We can share user store between WSO2 carbon servers. Here I'm going to explain using WSO2 App Manager and WSO2 Identity Server.
  1. Create new database called APPM_UM_DB in MYSQL server
  2. Create tables inside the created database by executing the script in <APPM_HOME>/dbscripts/mysql.sql
  3. If App Manager and Identity Server are running on the same machine, follow this step.
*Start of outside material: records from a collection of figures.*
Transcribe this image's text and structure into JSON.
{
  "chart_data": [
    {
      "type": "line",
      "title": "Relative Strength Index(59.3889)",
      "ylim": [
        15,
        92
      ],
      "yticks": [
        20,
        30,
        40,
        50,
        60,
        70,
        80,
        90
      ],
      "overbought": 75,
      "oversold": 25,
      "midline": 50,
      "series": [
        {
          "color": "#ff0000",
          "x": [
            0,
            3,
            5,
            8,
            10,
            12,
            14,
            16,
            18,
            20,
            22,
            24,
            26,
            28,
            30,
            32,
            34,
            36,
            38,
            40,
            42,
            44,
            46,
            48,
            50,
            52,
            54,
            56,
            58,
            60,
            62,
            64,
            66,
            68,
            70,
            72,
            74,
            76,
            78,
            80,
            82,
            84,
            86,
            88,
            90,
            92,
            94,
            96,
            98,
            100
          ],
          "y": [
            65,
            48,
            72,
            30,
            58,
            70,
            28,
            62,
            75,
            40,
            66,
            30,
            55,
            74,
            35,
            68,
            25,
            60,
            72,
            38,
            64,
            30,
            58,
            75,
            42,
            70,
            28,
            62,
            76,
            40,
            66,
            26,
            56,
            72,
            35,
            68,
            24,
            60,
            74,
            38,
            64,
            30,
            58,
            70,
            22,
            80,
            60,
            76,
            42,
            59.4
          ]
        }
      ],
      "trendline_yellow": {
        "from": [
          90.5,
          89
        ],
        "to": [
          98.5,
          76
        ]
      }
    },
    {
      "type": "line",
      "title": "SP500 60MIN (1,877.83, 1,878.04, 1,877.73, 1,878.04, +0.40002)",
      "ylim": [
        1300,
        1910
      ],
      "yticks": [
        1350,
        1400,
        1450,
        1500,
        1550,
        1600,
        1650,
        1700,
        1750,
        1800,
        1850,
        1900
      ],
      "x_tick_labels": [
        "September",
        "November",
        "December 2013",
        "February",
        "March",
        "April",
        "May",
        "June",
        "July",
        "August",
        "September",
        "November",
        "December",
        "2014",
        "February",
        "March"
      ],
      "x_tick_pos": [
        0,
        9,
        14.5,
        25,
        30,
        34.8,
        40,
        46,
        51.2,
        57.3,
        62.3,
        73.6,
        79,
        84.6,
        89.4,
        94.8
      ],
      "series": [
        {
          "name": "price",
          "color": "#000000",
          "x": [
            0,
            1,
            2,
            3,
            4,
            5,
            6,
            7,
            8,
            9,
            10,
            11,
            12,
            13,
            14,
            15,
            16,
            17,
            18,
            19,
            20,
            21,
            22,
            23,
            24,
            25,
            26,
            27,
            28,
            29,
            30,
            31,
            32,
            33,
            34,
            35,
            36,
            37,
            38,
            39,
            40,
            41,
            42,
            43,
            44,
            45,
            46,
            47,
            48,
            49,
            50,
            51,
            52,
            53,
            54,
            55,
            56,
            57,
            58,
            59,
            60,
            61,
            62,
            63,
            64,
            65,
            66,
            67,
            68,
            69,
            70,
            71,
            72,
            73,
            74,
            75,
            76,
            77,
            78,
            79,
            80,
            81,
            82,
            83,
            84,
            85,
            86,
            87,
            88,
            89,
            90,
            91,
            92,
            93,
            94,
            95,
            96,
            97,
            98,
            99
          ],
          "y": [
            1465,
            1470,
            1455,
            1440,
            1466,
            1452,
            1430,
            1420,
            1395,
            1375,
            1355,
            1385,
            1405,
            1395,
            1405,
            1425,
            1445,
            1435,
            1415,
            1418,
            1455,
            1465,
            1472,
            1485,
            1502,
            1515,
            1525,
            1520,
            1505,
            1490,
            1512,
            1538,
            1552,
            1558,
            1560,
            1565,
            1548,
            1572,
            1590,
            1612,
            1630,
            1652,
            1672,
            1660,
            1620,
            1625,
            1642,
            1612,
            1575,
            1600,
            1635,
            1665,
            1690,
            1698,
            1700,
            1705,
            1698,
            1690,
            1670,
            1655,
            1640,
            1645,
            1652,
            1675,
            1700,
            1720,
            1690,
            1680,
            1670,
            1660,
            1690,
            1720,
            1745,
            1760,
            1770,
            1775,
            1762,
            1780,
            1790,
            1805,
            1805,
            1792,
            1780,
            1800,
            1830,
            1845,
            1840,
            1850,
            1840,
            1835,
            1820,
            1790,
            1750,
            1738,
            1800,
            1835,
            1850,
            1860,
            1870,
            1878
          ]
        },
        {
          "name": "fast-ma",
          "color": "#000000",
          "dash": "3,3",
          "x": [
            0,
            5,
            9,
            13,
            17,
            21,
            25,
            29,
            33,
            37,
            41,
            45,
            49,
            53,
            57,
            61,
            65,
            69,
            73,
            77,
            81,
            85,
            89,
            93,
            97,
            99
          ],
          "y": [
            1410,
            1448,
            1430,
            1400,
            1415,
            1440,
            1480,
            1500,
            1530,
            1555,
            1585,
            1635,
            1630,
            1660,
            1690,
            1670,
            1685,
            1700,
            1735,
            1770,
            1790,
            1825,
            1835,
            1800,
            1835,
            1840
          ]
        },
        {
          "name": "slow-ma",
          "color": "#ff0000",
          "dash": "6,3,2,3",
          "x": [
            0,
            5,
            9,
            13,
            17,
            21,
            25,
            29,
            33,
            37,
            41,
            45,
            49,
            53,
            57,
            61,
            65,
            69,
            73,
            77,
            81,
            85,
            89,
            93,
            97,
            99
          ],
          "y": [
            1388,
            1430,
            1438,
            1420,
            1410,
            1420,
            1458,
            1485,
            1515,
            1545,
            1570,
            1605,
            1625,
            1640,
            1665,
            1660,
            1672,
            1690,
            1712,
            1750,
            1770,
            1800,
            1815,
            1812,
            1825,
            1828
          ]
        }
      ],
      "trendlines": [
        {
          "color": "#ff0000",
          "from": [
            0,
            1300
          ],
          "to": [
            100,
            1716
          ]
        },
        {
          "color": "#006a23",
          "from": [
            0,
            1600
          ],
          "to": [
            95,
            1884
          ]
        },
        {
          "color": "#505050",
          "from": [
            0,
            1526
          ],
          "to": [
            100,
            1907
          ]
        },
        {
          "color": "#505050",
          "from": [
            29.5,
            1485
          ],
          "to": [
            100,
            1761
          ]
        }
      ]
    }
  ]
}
  4. Set Offset value to 1 in /repository/conf/carbon.xml.
       
       <Offset>1</Offset>  
       
  5. Specify the datasource definition like below in the <APPM_HOME>/repository/conf/datasources/master-datasources.xml to connect early created APPM_UM_DB database to share user store.
       
       <datasource>  
          <name>WSO2UM_DB</name>  
          <description>The datasource used for user manager database</description>  
          <jndiConfig>  
            <name>jdbc/WSO2UM_DB</name>  
          </jndiConfig>  
           <definition type="RDBMS">  
             <configuration>  
               <url>jdbc:mysql://localhost:3306/APPM_UM_DB</url>  
                <username>username</username>  
                <password>password</password>  
                <driverClassName>com.mysql.jdbc.Driver</driverClassName>  
                <maxActive>50</maxActive>  
                <maxWait>60000</maxWait>  
                <testOnBorrow>true</testOnBorrow>  
                <validationQuery>SELECT 1</validationQuery>  
                <validationInterval>30000</validationInterval>  
             </configuration>  
         </definition>  
       </datasource>  
          
    
  6. Add the same data source configuration to <IS_HOME>/repository/conf/datasources/master-datasources.xml.
  7. Copy the database driver to both <IS_HOME>/repository/components/lib and <AppM_HOME>/repository/components/lib directories.
  8. Update the <APPM_HOME>/repository/conf/user-mgt.xml with jndiConfig name added in step 4 (i.e. jdbc/WSO2UM_DB) as below.
       
       <configuration>   
         ...  
         <Property name="dataSource">jdbc/WSO2UM_DB</Property>  
       </configuration>  
       
  9. Repeat step 7 to <IS_HOME>/repository/conf/user-mgt.xml.
  10. The Identity Server has an embedded LDAP user store and App manager has a JDBC user store by default. You can use either JDBC or LDAP user store in both servers(Both should be the same.) Here I'm using JDBC user store. Copy following configuration from <APPM_HOME>/repository/conf/user-mgt.xml to <IS_HOME>/repository/conf/user-mgt.xml. Remember to remove LDAP user store from Identity server user-mgt.xml.
       
       <UserStoreManager class="org.wso2.carbon.user.core.jdbc.JDBCUserStoreManager">  
           <Property name="TenantManager">org.wso2.carbon.user.core.tenant.JDBCTenantManager</Property>  
             <Property name="ReadOnly">false</Property>  
           <Property name="MaxUserNameListLength">100</Property>  
           <Property name="IsEmailUserName">false</Property>  
           <Property name="DomainCalculation">default</Property>  
           <Property name="PasswordDigest">SHA-256</Property>  
           <Property name="StoreSaltedPassword">true</Property>  
           <Property name="ReadGroups">true</Property>  
            <Property name="WriteGroups">true</Property>  
           <Property name="UserNameUniqueAcrossTenants">false</Property>  
           <Property name="PasswordJavaRegEx">^[\S]{5,30}$</Property>  
           <Property name="PasswordJavaScriptRegEx">^[\S]{5,30}$</Property>  
            <Property name="UsernameJavaRegEx">^[^~!#$;%^*+={}\\|\\\\&lt;&gt;,\'\"]{3,30}$</Property>  
            <Property name="UsernameJavaScriptRegEx">^[\S]{3,30}$</Property>  
            <Property name="RolenameJavaRegEx">^[^~!#$;%^*+={}\\|\\\\&lt;&gt;,\'\"]{3,30}$</Property>  
            <Property name="RolenameJavaScriptRegEx">^[\S]{3,30}$</Property>  
           <Property name="UserRolesCacheEnabled">false</Property>  
           <Property name="MaxRoleNameListLength">100</Property>  
           <Property name="MaxUserNameListLength">100</Property>  
            <Property name="SharedGroupEnabled">false</Property>  
           <Property name="SCIMEnabled">false</Property>  
         </UserStoreManager>  
       
    
  11. Restart both servers.
That's all. Now if you create a user or a role from one server, it will be shown in both servers.